Tiger Woods will return to centre stage at the Masters this week, and it remains to be seen whether the world No. 1 can still attract the affections, and spare cash, of middle America will become evident in Augusta, writes Lawrence Donegan in The Observer.

The humble golf hat is a long way down the billion-dollar food chain of American sports marketing, but when it carries the logo of a certain fallen idol then people pay attention. They did last week when a retail chain called Golfsmith announced that sales of Tiger Woods merchandise had risen in the face of the mostly singularly destructive celebrity scandal since Bill Clinton "did not have sexual relations with that woman, Miss Lewinsky".

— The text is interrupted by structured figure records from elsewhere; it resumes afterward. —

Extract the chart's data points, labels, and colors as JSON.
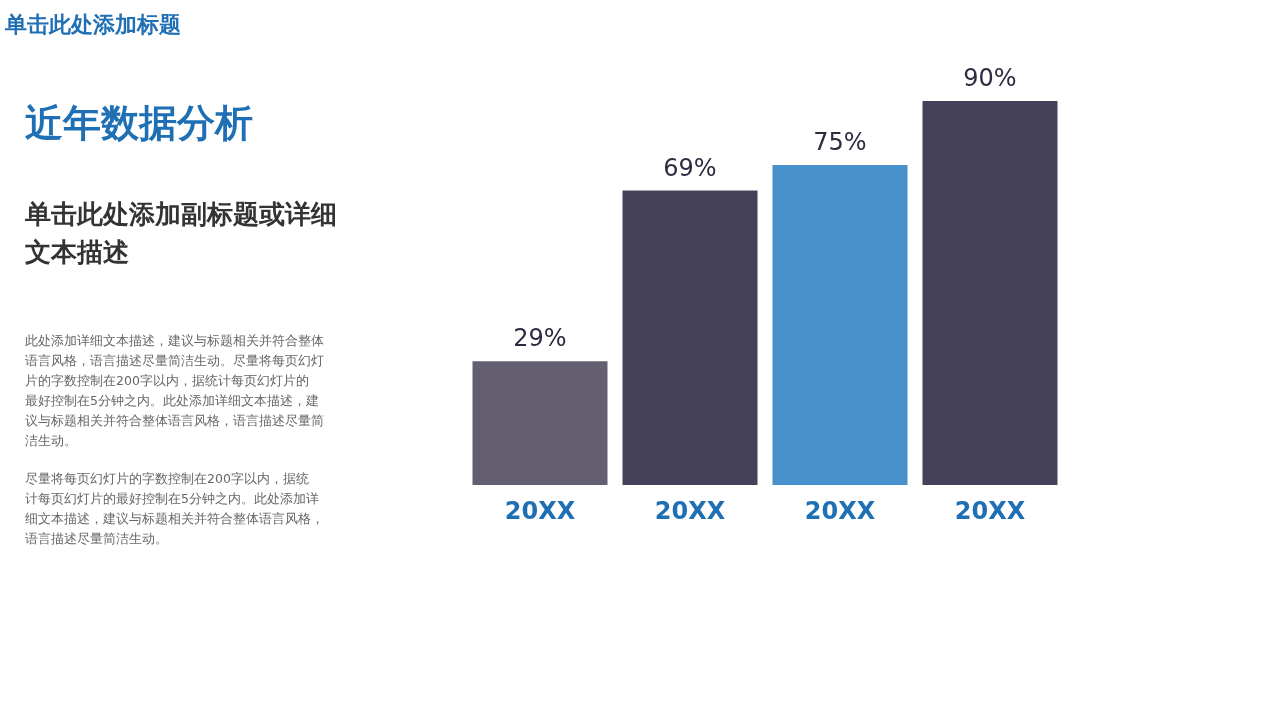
{
  "chart_data": {
    "type": "bar",
    "title": "近年数据分析",
    "subtitle": "单击此处添加副标题或详细文本描述",
    "annotations": [
      "单击此处添加标题",
      "此处添加详细文本描述，建议与标题相关并符合整体语言风格，语言描述尽量简洁生动。尽量将每页幻灯片的字数控制在200字以内，据统计每页幻灯片的最好控制在5分钟之内。此处添加详细文本描述，建议与标题相关并符合整体语言风格，语言描述尽量简洁生动。",
      "尽量将每页幻灯片的字数控制在200字以内，据统计每页幻灯片的最好控制在5分钟之内。此处添加详细文本描述，建议与标题相关并符合整体语言风格，语言描述尽量简洁生动。"
    ],
    "categories": [
      "20XX",
      "20XX",
      "20XX",
      "20XX"
    ],
    "values": [
      29,
      69,
      75,
      90
    ],
    "colors": [
      "#5b5669",
      "#3b3751",
      "#3f8bc9",
      "#3b3751"
    ],
    "value_labels": [
      "29%",
      "69%",
      "75%",
      "90%"
    ]
  }
}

Woods, by his own admission, did have sex with that woman – and that one, and that one, and on and on. Over the past four months he has paid a heavy price: financially, he has lost an estimated $40m (£26m) annually in sponsorship deals; personally, he has spoken publicly about his efforts to repair his marriage; and, perhaps, competitively, for Woods's peers will surely be less inclined to view him as a flawless, unmatchable deity.

Yet where there is headgear on the shelves there is hope, as Golfsmith's chief executive officer, Marty Hanaka, made clear when announcing that the company's 74 retail outlets had sold 9,564 Tiger Woods-branded products in the five months since last October, compared to 8,855 over the same period last year. The biggest number of sales came in early December, when the Woods scandal was at its most toxic.

Was this a salutary lesson for the misguided few who continue to believe there really is such a thing as bad publicity? Or a small but significant sign that all is not lost for the most lucrative personal brand in the history of sport? Hanaka opted for the latter, declaring: "People have not abandoned Tiger Woods."

He would say that, of course. Golfsmith's future does not rest entirely on one golfer but a successful, and popular, Tiger Woods is good for business. Yet more dispassionate observers, or at least those who have little stake in the financial fallout of this Shakespearean drama, could be forgiven for missing signs of resurrection in a few hundred hat sales. Tiger Woods is returning to competitive golf at this week's Masters at Augusta, but will he ever find his way back into the affections of his once adoring public?

On the face of it the answer, surely, is no. Too much is known now about the double life he once led and too much of his behaviour has gone beyond the comprehension and tolerance of his principal constituency, middle America. Yet this is a country that loves a redemption story and, as Woods has proven through the course of his professional life, nothing spurs him on as much as a challenge, except perhaps the desire to make fools of his critics. After the carefully plotted machinations of the last six weeks, when a "humbler" Woods has emerged from rehabilitation treatment to reintroduce himself to the world, one tiny and evasive step at a time, he is not about to go quietly into the night.

A victory, surely, is beyond a man who has not played competitively for more than four months, but should it happen the very least that could be said is that the $1,999.99 signed Nike shirt will be one of the biggest bargains of all time.